What was it? An R&D project
Funded by: The International Digital Libraries Research Program of the National Science Foundation (USA) and the Electronic Libraries (eLib) programme of the Joint Information Systems Committee (UK).
Start date: September 1999 End date (funded phase): August 2002
R&D centres: Southampton University (UK), Cornell University (USA), Los Alamos National Laboratory (USA).
Other partners:
Mission statement: To build a coherently interlinked version of the LANL
preprint archive, based on citation linking technology derived from the
Open Journal ELiB project and other sources.
Deliverables:
Keywords: electronic journals, digital libraries, citation linking
Aim
It is easy to say what would be the ideal online resource for
scholars and scientists: all papers in all fields, systematically
interconnected, effortlessly accessible and rationally navigable
from any researcher's desk worldwide, for free.

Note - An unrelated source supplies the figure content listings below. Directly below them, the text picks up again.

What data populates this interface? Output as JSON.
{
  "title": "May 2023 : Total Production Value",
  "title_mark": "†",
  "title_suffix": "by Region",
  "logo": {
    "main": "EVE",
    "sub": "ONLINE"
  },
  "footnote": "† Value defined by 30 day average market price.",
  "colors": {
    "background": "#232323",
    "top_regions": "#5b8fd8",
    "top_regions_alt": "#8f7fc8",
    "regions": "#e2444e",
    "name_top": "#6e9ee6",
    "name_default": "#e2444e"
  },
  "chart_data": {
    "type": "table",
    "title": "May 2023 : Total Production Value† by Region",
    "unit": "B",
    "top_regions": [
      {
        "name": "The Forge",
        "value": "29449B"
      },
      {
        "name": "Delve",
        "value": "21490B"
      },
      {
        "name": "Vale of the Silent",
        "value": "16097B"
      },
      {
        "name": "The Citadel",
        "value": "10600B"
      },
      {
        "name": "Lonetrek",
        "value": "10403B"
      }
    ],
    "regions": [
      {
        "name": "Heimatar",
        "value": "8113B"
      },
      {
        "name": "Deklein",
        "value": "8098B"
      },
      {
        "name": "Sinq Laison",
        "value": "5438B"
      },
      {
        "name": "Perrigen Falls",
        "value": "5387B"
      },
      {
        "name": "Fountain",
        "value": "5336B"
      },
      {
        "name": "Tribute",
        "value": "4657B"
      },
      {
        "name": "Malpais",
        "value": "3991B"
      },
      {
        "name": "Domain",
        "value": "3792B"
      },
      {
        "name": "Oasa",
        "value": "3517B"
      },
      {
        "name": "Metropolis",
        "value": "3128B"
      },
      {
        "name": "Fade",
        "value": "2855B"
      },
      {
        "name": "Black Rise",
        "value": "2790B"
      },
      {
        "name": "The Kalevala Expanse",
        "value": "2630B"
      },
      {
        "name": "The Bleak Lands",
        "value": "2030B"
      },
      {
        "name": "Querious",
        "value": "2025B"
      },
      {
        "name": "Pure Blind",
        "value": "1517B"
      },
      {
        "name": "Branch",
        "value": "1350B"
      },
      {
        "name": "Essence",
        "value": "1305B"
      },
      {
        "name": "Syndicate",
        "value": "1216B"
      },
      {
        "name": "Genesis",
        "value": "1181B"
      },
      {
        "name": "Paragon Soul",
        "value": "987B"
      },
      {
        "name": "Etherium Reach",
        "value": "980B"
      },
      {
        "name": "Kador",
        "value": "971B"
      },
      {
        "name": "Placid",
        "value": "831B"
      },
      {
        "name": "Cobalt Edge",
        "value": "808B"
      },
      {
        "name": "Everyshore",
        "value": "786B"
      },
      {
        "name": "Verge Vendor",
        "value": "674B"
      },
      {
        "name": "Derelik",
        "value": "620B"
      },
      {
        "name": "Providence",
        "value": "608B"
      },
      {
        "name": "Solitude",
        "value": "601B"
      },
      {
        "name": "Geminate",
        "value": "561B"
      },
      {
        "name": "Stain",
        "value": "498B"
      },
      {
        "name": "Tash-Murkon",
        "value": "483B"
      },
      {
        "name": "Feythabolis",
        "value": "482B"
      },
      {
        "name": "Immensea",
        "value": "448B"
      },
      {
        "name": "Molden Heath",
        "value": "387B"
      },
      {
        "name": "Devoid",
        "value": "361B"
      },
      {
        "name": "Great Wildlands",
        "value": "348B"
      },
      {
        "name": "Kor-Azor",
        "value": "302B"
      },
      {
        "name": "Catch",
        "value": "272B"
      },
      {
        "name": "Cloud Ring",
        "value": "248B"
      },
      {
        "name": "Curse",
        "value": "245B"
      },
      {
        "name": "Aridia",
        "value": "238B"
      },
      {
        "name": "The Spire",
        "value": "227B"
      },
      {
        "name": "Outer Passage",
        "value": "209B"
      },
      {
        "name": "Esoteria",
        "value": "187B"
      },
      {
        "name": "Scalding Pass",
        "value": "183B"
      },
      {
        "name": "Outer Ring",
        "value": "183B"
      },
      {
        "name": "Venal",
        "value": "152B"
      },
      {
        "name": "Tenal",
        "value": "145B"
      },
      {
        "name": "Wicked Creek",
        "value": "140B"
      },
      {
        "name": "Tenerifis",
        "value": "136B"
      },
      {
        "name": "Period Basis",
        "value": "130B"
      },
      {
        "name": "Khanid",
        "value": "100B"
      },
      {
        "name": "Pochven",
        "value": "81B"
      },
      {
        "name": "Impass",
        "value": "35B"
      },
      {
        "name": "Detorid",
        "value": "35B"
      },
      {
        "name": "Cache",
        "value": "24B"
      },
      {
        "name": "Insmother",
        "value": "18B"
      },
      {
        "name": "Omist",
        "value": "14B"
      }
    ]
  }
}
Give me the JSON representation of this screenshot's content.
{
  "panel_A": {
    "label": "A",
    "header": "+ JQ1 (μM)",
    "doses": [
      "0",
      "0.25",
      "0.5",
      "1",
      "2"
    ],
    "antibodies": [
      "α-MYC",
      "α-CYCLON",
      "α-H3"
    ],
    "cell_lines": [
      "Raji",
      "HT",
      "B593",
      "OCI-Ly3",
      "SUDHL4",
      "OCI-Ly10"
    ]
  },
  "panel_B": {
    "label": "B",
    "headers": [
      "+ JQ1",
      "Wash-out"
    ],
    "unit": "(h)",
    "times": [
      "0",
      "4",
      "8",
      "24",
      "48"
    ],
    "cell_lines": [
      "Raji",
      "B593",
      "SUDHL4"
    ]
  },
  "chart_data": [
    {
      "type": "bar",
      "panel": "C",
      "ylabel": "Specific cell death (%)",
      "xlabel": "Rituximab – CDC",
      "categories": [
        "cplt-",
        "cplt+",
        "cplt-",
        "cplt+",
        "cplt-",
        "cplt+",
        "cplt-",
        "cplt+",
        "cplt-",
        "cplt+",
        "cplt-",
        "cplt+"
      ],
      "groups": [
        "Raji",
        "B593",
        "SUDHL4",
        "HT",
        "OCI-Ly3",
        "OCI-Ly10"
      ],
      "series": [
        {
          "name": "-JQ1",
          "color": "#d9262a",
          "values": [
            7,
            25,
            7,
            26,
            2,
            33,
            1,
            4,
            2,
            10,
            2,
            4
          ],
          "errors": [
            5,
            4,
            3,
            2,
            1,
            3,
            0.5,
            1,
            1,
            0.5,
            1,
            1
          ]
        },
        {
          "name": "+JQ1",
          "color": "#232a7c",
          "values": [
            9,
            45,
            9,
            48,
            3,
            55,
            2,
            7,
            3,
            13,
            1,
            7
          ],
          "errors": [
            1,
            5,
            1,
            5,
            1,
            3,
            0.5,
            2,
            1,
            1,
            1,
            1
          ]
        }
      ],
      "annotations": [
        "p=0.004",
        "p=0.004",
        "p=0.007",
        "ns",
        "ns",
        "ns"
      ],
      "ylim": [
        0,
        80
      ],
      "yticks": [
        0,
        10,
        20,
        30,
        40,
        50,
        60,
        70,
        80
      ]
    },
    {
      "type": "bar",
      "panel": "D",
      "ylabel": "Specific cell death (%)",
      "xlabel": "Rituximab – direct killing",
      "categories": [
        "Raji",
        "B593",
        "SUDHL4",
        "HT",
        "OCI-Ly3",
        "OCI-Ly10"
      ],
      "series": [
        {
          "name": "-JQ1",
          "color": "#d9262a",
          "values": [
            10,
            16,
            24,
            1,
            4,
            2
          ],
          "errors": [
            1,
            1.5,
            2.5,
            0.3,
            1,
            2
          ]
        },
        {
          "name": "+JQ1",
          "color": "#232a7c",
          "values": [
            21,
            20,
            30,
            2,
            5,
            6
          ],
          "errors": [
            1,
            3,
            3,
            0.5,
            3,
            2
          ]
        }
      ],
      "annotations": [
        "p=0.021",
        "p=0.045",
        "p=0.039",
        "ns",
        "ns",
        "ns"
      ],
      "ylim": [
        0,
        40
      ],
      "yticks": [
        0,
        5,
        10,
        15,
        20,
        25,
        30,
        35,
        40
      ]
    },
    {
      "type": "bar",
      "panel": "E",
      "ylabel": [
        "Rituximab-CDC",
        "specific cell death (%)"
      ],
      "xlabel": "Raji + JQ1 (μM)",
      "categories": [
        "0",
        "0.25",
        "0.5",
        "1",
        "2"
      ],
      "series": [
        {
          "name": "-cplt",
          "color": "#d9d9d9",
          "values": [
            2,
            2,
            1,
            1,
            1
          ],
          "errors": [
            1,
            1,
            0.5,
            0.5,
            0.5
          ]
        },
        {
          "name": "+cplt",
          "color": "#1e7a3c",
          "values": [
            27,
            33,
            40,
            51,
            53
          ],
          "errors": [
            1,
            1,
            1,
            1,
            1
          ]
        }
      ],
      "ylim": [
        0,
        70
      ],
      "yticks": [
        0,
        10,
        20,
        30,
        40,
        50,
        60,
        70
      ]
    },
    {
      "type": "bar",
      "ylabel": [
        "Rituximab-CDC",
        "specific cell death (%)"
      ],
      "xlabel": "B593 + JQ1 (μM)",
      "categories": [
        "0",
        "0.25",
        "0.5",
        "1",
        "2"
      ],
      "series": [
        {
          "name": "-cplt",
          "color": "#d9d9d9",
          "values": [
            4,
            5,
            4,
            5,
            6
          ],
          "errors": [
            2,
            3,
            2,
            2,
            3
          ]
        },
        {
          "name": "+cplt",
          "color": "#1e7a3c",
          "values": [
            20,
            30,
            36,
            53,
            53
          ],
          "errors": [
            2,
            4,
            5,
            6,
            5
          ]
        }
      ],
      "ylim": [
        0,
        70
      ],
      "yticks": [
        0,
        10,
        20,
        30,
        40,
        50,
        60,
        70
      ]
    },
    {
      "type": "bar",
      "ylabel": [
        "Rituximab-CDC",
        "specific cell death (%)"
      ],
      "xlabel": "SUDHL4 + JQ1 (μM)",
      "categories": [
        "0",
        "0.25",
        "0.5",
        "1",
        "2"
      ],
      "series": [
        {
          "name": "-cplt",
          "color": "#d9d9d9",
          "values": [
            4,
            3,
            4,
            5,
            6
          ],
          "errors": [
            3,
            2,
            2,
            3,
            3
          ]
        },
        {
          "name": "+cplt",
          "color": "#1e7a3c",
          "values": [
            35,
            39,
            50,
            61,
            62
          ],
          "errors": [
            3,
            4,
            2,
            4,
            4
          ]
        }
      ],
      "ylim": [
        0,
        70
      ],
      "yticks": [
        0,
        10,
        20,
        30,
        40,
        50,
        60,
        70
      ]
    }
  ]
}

In a 3-way partnership, Southampton University, Cornell University,
and the Los Alamos National Laboratory will hyperlink each of the
over 100,000 papers in Los Alamos's unique online Physics Archive
to every other paper in the archive that it cites. It is hoped that
the power of this remarkable new way of navigating the scientific
journal literature will help induce authors in others fields to
join to create interlinked online archives like Los Alamos across
disciplines and around the world.
Academic Publishing and Links
(LANL) Eprint Archive <http://xxx.lanl.gov
>, which already contains over half the current physics journal literature
and is growing at the rate of 25,000 papers annually, with over 35,000
users daily, and 15 mirror sites
around the world. LANL also contains the Computing
Research Repository (CoRR), which can be accessed directly through
LANL or through the more generalized and integrated interface of the Networked
Computer Science Technical Reference Library (NCSTRL) (Davis
& Lagoze 1999). LANL (Paul Ginsparg) and CoRR/NCSTRL (Carl
Lagoze, Joe Halpern)
are partners in this Project, in association with ACM (Association of Computer
Machinery; William
Arms).
The LANL Archive represents a substantial body of literature in Physics,
Mathematics and Computer Science, but the full texts are archived in a
variety of forms, as a database of formats spanning HTML to TeX to PDF to PS;
the first problem
that needs to be solved is designing a way to integrate and navigate them
seamlessly.
One especially important feature of full texts -- their reference list
-- is arguably the most natural and powerful way of interconnecting and
navigating this literature. The "links" are already provided by the authors
themselves, and users already have a long, skilled tradition of navigating
with them "offline" (looking up the references in paper).
In the recently completed, JISC-funded Open Journal and CogPrints Projects,
the UK partners (Wendy Hall, Stevan Harnad, Les Carr) have successfully
used citation linking to interconnect a small but interdisciplinary
"seed" database of full texts in the Cognitive Sciences with a much
larger 10-year set of abstracts and their reference lists from a subset
of the ISI (Institute for Scientific Information http://www.isinet.com/prodserv/citation/citsci.html
) journal citation database in the Cognitive Sciences (Psychology,
Neurobiology, Computer Science, Linguistics, Philosophy). This work has
already gone some way toward solving the problem of automatically recognizing
and linking (within and between texts) the finite but noisy set of existing
citation formats (Hitchcock
et al. 1997a-c, 1998a,b; Giles
et al. 1998; Bolacker
et al. 1998). The reaction of users was exhilaration with citation-based
navigation, but frustration at accessing only abstracts. The obvious conclusion
to be drawn was that the real power of citation linking can only be realized
with full-text linking. That is what the LANL Archive makes possible.